'Guardians of Liberty': R.M.W. Chitty and the Wartime Idea of Constitutional Rights
Constance Backhouse & W. Wesley Pue, eds., The Promise and Perils of Law: Lawyers in Canadian Legal History (Toronto: Irwin Law, 2009) 173.
18 Pages Posted: 28 Mar 2012
Date Written: March, 28 2012
Abstract
At the January 1940 meeting of the Ontario Section of the Canadian Bar Association, the assembled lawyers noted with distress “insidious encroachments on the simple fundamental rights of individuals,” worrying further that “rights necessarily suspended in wartime may be lost for good.” Observing that “this country is now engaged in a war to preserve the rights of the individual,” the lawyers resolved to fight a war of their own against the “menace of bureaucracy.” Leading the charge against “would-be Hitlerism in our own government” was Toronto lawyer and editor of the Fortnightly Law Journal, Robert Michael Willes Chitty. “We have put our hand to the sword to wipe out Hitlerism or Stalinism,” Chitty argued, “let us fight it abroad and at home with every weapon at our hand.” Foremost in Chitty’s arsenal was the idea that lawyers served society as the sacred “guardians of liberty” and as the protectors of civil liberties.
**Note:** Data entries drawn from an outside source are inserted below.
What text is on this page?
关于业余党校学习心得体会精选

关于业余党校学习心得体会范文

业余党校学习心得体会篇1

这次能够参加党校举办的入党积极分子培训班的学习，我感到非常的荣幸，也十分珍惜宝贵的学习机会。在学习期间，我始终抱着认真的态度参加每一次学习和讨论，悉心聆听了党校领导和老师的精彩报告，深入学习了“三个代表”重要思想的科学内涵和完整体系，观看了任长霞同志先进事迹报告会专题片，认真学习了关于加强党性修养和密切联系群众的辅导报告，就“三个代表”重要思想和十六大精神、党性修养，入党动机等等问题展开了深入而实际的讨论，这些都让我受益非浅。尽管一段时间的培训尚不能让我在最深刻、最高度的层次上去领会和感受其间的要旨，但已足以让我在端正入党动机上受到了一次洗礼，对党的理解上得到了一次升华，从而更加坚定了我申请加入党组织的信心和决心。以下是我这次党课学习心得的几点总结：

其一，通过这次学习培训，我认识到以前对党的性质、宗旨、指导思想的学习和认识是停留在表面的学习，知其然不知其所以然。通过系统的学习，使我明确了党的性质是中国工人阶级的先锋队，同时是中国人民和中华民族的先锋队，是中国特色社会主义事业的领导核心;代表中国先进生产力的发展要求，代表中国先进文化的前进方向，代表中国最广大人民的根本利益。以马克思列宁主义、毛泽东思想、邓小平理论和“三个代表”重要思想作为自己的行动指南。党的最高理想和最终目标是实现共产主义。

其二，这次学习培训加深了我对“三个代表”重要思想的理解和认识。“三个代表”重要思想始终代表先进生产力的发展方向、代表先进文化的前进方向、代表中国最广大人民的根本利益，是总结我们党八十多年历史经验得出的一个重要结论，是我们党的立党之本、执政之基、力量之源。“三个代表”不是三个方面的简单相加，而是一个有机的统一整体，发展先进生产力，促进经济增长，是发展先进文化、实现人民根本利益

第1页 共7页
But these venerable ideas, Chitty recognized, might not be enough against the expanding reach of the wartime administrative state. My chapter explores the ways in which the Second World War led Chitty and his followers in the CBA to embrace the American idea of entrenched constitutional rights. In doing so, lawyers stood at the vanguard of Canada’s emerging postwar “age of rights.” When the war ended, the idea of entrenched constitutional rights remained, but shifting conceptions of the meaning of human rights placed lawyers like Chitty in the midst of a rights revolution not entirely of their making or intention.